Turkey’s top court has rejected a pro-Kurdish opposition party’s request to defer until after May elections a trial that could end in the party’s dissolution, Agence France-Presse reported, citing state media on Thursday.
The decision raises the chances of Turkey’s third-largest party being barred from taking part in the May 14 parliamentary and presidential polls.
President Recep Tayyip Erdoğan’s government has been trying to dissolve the Peoples’ Democratic Party (HDP) since March 2021 over its alleged ties to outlawed Kurdish militants.
The party says it is being singled out for standing up for Kurdish rights and resisting the government’s expanding clampdown on political freedoms and dissent.
The case has reached the constitutional court in time to have major repercussions on Erdoğan’s chances of re-election in May and parliament’s future make-up.
The HDP asked the court this month to defer its decision so that it could take part in the elections.
The court refused, Turkish state media reported, without providing further details.
The party will present its defense on March 14, NTV television reported, with no specific date set for when the court’s ruling will be issued.
The court earlier this year blocked the party’s access to the treasury account through which it receives state funding, throwing its campaign into limbo.
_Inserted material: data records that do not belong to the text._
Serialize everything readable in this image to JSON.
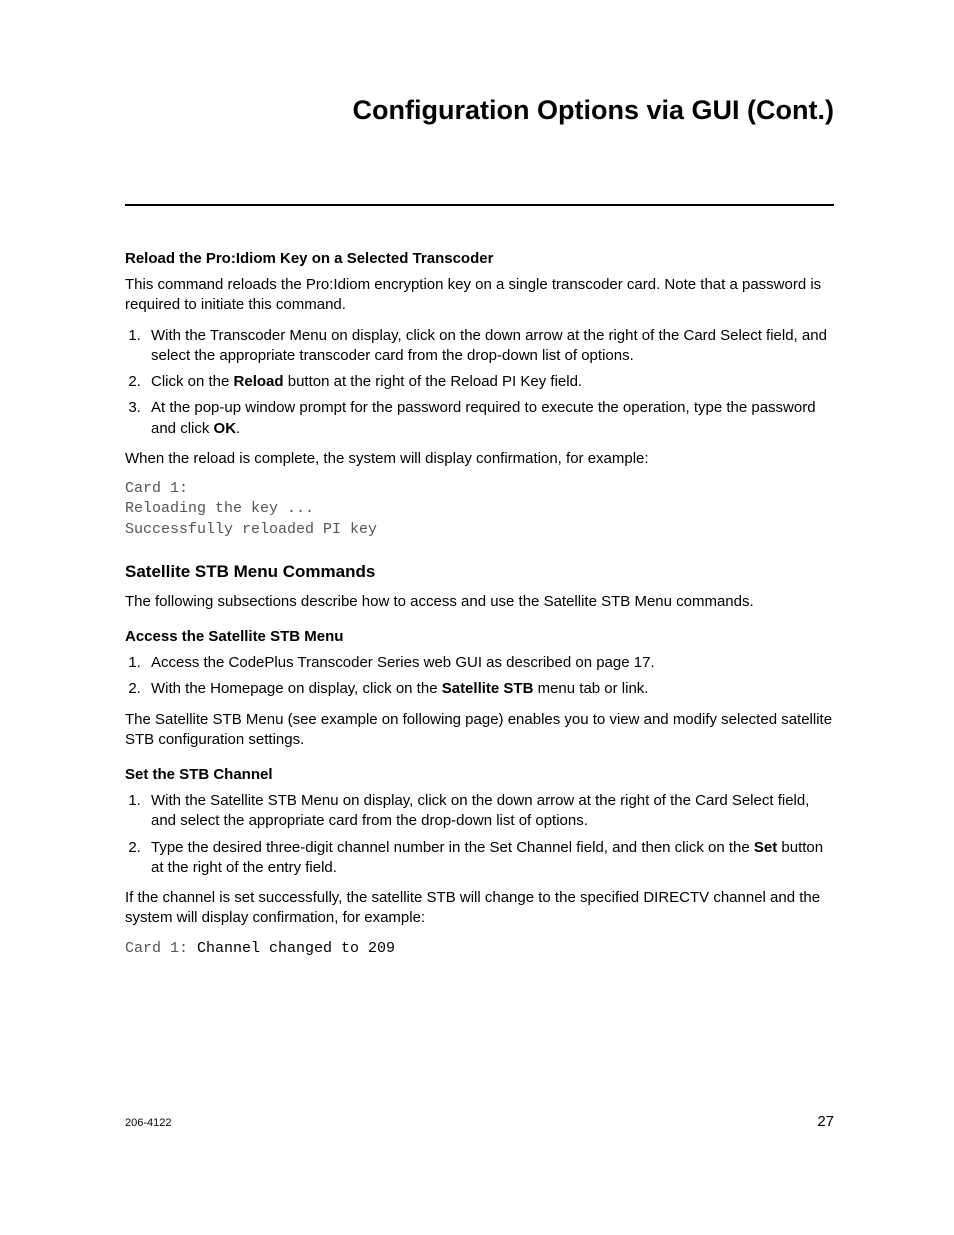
{
  "title": "Configuration Options via GUI (Cont.)",
  "s1": {
    "heading": "Reload the Pro:Idiom Key on a Selected Transcoder",
    "intro": "This command reloads the Pro:Idiom encryption key on a single transcoder card. Note that a password is required to initiate this command.",
    "step1": "With the Transcoder Menu on display, click on the down arrow at the right of the Card Select field, and select the appropriate transcoder card from the drop-down list of options.",
    "step2_pre": "Click on the ",
    "step2_b": "Reload",
    "step2_post": " button at the right of the Reload PI Key field.",
    "step3_pre": "At the pop-up window prompt for the password required to execute the operation, type the password and click ",
    "step3_b": "OK",
    "step3_post": ".",
    "after": "When the reload is complete, the system will display confirmation, for example:",
    "code": "Card 1:\nReloading the key ...\nSuccessfully reloaded PI key"
  },
  "s2": {
    "heading": "Satellite STB Menu Commands",
    "intro": "The following subsections describe how to access and use the Satellite STB Menu commands."
  },
  "s3": {
    "heading": "Access the Satellite STB Menu",
    "step1": "Access the CodePlus Transcoder Series web GUI as described on page 17.",
    "step2_pre": "With the Homepage on display, click on the ",
    "step2_b": "Satellite STB",
    "step2_post": " menu tab or link.",
    "after": "The Satellite STB Menu (see example on following page) enables you to view and modify selected satellite STB configuration settings."
  },
  "s4": {
    "heading": "Set the STB Channel",
    "step1": "With the Satellite STB Menu on display, click on the down arrow at the right of the Card Select field, and select the appropriate card from the drop-down list of options.",
    "step2_pre": "Type the desired three-digit channel number in the Set Channel field, and then click on the ",
    "step2_b": "Set",
    "step2_post": " button at the right of the entry field.",
    "after": "If the channel is set successfully, the satellite STB will change to the specified DIRECTV channel and the system will display confirmation, for example:",
    "code_pre": "Card 1:",
    "code_post": " Channel changed to 209"
  },
  "footer": {
    "docnum": "206-4122",
    "pagenum": "27"
  }
}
The HDP won 12 percent of the vote in a 2018 general election and holds 56 of parliament’s 579 seats.
Its dissolution could limit the election options of millions of Kurdish voters and further complicate Turkey’s uneasy ties with the West.
But Erdoğan brands the HDP the political wing of the Kurdistan Workers’ Party (PKK), which is backlisted as a terrorist organization by Ankara, the European Union and the United States.